Partei im betr­e­f­fend­en Ver­fahren war nicht der Beschw­erdegeg­n­er, son­dern ein Unternehmen, dessen Geschäfts­führer er war. Den­noch ruhte die Ver­jährung, entsch­ied das Bun­des­gericht, hin­sichtlich der dem Beschw­erdegeg­n­er zur Last gelegten Straftat­en gemäss Art. 11 Abs. 3 VStrR.

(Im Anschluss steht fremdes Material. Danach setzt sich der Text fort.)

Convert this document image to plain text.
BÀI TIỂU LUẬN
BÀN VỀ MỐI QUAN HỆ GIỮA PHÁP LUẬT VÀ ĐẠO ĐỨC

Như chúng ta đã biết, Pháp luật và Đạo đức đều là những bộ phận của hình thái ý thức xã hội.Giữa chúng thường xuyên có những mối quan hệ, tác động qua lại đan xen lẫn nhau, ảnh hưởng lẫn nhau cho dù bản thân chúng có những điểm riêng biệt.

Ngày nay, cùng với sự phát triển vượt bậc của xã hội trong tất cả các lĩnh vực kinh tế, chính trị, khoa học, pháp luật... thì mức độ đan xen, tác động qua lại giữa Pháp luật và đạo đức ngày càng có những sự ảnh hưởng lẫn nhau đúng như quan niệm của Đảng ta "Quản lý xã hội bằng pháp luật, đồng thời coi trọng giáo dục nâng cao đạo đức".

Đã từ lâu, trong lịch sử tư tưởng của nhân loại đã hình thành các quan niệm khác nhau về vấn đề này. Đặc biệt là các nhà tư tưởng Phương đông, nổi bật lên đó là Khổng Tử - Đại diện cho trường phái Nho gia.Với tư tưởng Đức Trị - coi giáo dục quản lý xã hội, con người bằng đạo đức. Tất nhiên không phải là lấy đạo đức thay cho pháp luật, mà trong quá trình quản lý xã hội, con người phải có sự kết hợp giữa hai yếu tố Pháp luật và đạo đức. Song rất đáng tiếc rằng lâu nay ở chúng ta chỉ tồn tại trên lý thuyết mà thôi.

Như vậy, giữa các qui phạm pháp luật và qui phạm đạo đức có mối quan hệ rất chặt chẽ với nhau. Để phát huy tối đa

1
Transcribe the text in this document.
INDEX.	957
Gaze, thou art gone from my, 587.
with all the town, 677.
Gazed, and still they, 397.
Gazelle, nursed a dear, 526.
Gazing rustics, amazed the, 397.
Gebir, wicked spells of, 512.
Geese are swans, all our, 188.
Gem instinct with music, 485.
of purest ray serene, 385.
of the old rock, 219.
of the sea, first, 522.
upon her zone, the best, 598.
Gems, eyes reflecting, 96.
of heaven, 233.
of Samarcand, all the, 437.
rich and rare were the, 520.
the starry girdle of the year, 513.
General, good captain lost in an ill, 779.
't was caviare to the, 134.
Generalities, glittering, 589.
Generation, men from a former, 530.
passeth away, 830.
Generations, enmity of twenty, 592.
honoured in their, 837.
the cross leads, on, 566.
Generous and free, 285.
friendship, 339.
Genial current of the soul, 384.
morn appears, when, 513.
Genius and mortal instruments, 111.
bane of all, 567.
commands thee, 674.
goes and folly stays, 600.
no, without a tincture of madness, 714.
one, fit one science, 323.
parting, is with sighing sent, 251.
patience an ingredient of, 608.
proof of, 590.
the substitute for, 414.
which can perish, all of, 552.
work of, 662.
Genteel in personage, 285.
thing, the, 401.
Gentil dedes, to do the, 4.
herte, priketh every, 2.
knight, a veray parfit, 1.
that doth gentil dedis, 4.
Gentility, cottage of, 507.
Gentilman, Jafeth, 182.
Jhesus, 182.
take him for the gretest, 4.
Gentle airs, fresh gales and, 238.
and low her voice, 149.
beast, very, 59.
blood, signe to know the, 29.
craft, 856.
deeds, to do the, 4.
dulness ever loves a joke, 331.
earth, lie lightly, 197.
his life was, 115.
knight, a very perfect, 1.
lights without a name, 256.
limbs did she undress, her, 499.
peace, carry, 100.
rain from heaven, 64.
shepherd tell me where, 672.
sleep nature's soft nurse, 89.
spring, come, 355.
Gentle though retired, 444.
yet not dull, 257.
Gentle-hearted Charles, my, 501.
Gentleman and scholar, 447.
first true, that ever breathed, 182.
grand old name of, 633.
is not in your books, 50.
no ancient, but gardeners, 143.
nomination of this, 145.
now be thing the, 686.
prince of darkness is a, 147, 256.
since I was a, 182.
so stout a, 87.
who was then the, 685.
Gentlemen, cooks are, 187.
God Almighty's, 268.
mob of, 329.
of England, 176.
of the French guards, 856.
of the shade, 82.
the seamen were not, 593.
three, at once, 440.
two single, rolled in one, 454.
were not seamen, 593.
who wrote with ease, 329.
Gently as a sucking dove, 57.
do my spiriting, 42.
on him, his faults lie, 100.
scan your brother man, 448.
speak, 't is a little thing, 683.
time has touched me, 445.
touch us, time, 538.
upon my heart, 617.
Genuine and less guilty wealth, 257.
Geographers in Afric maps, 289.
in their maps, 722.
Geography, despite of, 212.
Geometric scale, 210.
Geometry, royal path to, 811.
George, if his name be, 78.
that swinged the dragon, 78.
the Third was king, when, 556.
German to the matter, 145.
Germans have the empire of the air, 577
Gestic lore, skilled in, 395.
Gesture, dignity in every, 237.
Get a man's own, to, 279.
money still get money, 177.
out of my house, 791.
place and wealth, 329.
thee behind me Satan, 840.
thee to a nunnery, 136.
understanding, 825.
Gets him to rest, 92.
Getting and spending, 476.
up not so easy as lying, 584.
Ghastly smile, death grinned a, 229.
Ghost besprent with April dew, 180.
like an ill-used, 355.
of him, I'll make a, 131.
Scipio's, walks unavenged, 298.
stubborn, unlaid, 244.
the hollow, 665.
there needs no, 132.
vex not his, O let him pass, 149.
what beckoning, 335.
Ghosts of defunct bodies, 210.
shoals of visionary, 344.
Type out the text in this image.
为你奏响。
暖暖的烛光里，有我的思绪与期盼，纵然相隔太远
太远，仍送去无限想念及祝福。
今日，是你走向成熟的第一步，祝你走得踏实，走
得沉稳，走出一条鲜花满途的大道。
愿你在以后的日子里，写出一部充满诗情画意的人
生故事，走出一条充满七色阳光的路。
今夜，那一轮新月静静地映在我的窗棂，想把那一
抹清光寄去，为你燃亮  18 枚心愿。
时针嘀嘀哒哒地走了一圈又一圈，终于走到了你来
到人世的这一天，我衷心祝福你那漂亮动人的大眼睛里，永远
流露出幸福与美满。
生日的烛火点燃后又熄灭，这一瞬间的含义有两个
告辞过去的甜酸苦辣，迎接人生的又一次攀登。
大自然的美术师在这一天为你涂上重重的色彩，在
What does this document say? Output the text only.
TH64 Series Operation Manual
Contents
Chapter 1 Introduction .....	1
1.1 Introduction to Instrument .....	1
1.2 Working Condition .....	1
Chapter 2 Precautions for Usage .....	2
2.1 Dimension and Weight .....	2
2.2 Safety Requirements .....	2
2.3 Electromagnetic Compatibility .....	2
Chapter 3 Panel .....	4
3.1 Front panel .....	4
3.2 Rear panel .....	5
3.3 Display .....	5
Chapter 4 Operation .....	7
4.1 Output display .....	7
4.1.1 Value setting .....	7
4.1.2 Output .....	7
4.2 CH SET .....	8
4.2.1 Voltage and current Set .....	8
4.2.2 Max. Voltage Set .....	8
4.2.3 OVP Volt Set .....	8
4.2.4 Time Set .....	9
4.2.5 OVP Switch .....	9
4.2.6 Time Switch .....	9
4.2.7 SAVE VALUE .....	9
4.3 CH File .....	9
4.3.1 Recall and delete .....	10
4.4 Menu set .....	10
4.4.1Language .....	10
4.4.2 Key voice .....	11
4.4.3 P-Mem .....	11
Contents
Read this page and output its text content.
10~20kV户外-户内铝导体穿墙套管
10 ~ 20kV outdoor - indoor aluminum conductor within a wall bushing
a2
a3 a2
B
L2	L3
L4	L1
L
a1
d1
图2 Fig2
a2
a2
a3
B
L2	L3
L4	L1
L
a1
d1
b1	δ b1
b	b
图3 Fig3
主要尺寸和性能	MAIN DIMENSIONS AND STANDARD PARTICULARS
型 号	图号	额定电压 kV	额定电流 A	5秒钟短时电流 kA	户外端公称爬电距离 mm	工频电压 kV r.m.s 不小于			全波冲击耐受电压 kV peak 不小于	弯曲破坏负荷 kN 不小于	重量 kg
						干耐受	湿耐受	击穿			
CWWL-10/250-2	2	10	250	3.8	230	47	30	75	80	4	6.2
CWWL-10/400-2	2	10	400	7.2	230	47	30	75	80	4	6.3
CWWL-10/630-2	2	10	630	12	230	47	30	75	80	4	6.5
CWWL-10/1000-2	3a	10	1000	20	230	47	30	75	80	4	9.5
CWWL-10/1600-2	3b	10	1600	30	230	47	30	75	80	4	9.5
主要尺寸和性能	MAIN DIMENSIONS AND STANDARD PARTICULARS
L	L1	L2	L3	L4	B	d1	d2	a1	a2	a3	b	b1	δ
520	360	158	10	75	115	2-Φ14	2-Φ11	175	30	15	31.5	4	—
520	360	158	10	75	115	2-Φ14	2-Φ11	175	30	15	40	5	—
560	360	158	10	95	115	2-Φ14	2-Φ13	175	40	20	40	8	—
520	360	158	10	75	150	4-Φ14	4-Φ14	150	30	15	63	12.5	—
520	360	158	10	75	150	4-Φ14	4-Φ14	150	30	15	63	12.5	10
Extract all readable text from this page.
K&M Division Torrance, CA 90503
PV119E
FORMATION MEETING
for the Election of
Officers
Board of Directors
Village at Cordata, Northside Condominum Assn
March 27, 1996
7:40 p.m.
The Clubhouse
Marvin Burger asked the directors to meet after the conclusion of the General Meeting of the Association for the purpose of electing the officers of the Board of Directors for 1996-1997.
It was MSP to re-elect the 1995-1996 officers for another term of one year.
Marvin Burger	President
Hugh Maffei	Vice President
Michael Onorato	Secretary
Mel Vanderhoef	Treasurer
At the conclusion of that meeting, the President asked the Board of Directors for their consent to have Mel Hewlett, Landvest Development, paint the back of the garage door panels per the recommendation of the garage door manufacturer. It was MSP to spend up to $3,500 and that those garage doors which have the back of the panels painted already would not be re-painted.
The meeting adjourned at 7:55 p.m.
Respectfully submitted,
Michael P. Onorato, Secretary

3.4 […] Nach der Recht­sprechung ruht die strafrechtliche Ver­fol­gungsver­jährung gegenüber allen Beteiligten, auch wenn nur ein­er von mehreren Beteiligten die Ver­fü­gung betr­e­f­fend die Leis­tungspflicht anficht (BGE 134 IV 328 E. 3 S. 332). Entsprechen­des gilt a for­tiori, wenn, wie im vor­liegen­den Fall, die eingeklagten Wider­hand­lun­gen vom Beschuldigten beim Besor­gen der Angele­gen­heit­en ein­er juris­tis­chen Per­son verübt wur­den (Art. 6 VStrR), welche die Ver­fü­gung betr­e­f­fend die Leis­tungspflicht als allein dazu Legit­imierte anficht.